Внезапно  возникший вихрь разбросал горящие головёшки по улицам и закоулкам предместья и огненный смерч охватил всю Казань. Густой багровый дым до небес и нескончаемая  пушечная пальба подсказали Михельсону место пребывания  бунтовщиков. Несмотря на десятикратное превосходство сил противника, двум батальонам Михельсона легко удалось войти в город, громя разрозненные шайки мародёров. Очистить Казань от мятежников помог и полк генерала Потёмкина, запертый в замке, но богатый губернский город был разорён. Более половины домов выжжены, жители ограблены. Пока Михельсон пытался навести порядок в растерзанном городе, отступивший было «анпиратор», снова устремился к Казани, надеясь ещё значительными остатками своей армии, разгромить, вконец, надоевшего преследователя.
 У Михельсона было всего два батальона карабинеров да по два эскадрона гусар и чугуевских казаков.

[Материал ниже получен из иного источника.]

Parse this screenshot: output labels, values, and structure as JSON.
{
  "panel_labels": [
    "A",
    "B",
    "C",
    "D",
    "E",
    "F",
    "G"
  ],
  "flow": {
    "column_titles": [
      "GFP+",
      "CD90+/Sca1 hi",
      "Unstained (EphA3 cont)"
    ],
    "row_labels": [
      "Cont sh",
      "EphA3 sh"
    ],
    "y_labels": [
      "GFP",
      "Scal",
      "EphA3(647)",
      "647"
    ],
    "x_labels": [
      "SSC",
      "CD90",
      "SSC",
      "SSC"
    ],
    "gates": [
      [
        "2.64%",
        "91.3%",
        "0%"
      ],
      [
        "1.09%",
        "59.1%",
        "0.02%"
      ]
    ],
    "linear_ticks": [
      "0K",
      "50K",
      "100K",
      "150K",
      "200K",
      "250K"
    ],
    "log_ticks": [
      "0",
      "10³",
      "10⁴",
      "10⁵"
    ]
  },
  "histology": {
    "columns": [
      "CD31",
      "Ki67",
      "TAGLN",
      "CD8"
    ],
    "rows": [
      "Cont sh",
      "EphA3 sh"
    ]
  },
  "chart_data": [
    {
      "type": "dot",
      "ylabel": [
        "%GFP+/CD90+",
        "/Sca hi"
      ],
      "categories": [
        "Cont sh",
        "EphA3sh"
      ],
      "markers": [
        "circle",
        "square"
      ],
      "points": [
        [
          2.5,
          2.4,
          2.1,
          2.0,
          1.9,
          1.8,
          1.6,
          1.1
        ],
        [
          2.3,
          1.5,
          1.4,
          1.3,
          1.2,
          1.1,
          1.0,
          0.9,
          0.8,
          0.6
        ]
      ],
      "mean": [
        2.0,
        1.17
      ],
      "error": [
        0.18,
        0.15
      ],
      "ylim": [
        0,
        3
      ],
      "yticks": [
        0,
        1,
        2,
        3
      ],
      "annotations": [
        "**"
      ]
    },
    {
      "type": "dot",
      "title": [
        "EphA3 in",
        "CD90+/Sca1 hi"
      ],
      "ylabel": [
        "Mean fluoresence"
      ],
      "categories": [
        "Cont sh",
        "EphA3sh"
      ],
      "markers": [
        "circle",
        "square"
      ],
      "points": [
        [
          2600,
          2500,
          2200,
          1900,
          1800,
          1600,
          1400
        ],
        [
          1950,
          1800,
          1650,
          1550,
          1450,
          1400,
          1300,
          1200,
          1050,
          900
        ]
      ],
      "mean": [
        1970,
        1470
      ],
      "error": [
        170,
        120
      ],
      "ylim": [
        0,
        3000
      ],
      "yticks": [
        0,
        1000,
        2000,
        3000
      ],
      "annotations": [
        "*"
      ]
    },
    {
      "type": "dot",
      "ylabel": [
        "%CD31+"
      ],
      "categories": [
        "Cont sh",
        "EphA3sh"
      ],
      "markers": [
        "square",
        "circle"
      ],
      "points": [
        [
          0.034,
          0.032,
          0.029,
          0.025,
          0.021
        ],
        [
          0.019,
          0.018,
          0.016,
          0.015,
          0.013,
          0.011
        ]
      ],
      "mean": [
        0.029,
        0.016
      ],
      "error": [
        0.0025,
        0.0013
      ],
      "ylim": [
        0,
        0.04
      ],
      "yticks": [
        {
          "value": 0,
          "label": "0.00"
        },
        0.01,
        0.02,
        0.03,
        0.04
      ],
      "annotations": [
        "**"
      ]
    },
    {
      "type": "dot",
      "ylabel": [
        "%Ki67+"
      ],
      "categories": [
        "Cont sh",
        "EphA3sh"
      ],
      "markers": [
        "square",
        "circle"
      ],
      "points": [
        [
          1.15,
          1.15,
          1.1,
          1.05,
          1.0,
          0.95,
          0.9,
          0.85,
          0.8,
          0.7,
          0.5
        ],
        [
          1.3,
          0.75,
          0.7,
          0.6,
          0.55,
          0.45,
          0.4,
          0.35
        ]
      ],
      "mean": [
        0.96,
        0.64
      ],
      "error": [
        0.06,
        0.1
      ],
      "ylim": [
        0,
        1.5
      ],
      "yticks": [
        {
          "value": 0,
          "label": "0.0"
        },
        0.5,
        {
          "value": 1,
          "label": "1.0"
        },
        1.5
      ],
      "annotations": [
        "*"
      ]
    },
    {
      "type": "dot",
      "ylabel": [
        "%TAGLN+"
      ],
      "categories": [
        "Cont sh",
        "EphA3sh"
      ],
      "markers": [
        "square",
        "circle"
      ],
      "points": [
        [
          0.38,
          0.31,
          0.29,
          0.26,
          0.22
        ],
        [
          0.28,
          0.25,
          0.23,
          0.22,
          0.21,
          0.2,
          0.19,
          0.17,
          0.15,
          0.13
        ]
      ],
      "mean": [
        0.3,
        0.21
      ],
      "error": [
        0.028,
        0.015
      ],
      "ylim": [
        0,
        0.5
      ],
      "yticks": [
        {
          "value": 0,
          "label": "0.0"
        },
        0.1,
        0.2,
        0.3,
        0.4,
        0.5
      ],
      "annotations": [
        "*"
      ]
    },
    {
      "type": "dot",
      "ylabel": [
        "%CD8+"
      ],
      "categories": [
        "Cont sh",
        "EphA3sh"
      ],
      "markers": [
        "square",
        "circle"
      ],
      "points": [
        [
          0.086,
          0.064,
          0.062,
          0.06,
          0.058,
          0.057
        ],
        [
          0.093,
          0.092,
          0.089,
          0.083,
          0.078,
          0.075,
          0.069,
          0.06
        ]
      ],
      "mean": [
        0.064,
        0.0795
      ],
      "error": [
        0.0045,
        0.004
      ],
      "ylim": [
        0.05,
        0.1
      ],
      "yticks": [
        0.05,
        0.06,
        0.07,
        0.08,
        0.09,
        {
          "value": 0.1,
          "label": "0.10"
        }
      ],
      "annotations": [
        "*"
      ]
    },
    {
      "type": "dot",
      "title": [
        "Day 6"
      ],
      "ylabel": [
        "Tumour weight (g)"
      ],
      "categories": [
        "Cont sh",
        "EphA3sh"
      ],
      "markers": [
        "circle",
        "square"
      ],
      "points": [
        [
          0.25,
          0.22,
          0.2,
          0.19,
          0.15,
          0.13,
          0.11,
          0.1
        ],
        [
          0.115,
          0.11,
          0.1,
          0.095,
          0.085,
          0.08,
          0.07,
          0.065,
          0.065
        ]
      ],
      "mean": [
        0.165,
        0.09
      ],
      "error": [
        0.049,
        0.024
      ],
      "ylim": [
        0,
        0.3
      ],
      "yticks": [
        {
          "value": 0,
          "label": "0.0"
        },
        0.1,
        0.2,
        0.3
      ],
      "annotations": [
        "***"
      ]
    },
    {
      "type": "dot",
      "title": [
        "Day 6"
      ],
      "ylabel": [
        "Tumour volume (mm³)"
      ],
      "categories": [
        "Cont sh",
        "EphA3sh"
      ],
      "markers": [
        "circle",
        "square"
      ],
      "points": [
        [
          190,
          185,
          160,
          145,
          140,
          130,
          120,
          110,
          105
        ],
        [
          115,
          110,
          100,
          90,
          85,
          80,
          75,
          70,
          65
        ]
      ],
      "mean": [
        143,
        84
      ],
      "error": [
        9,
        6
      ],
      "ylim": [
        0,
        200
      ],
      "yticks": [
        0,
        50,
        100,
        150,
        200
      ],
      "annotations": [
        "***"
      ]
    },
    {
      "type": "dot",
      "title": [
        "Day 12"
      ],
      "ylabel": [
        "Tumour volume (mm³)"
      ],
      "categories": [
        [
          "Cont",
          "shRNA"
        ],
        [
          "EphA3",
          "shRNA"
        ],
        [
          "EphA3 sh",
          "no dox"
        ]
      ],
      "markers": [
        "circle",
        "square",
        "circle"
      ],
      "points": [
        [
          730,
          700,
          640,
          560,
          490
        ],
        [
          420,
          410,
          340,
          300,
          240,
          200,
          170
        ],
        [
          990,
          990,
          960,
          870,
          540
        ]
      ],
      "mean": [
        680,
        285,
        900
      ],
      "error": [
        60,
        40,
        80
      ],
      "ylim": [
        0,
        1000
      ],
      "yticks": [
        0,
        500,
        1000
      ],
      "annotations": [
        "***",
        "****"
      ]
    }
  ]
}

Скрытно установив орудия, расставив по флангам кавалерию, он спровоцировал нападение мятежной пехоты на карабинеров и, не допустив ближнего боя, отсёк их артиллерийским огнём, окончательный разгром довершили гусары и казаки. Несмотря на личное участие Пугачёва, его армия обратилась в бегство. Войско было рассеяно, многие перебиты, взяты в плен, но «анпиратор» опять скрылся.
   Из прошлого военного опыта подполковник Михельсон знал, что пока предводитель не пойман, мятеж будет продолжаться. Стоило ему появиться в любой провинции, как он сразу же обрастал десятками тысяч сторонников.
   После разгрома под Казанью, Пугачёв, как опытный военный, стал думать о повороте на юг. Теряя в бесконечных боях с регулярными войсками свою главную силу - костяк яицких и илецких казаков, крепко обученных воинов, он понял, что обречён на поражение. Непривычные к военному строю крестьяне, робели и разбегались при первых же пушечных выстрелах. Он порой вынужден был ставить в тылу лапотной пехоты заградительные препоны из казаков или инородной конницы.
   А вокруг самоназванного императора уже во всю зрела измена. Многие  соратники, полковники, из оставшихся в живых, после череды поражений, окончательно разуверились в своём предводителе и, чтобы спасти свои животы, искали удобного случая, чтобы сдать «анпиратора» властям.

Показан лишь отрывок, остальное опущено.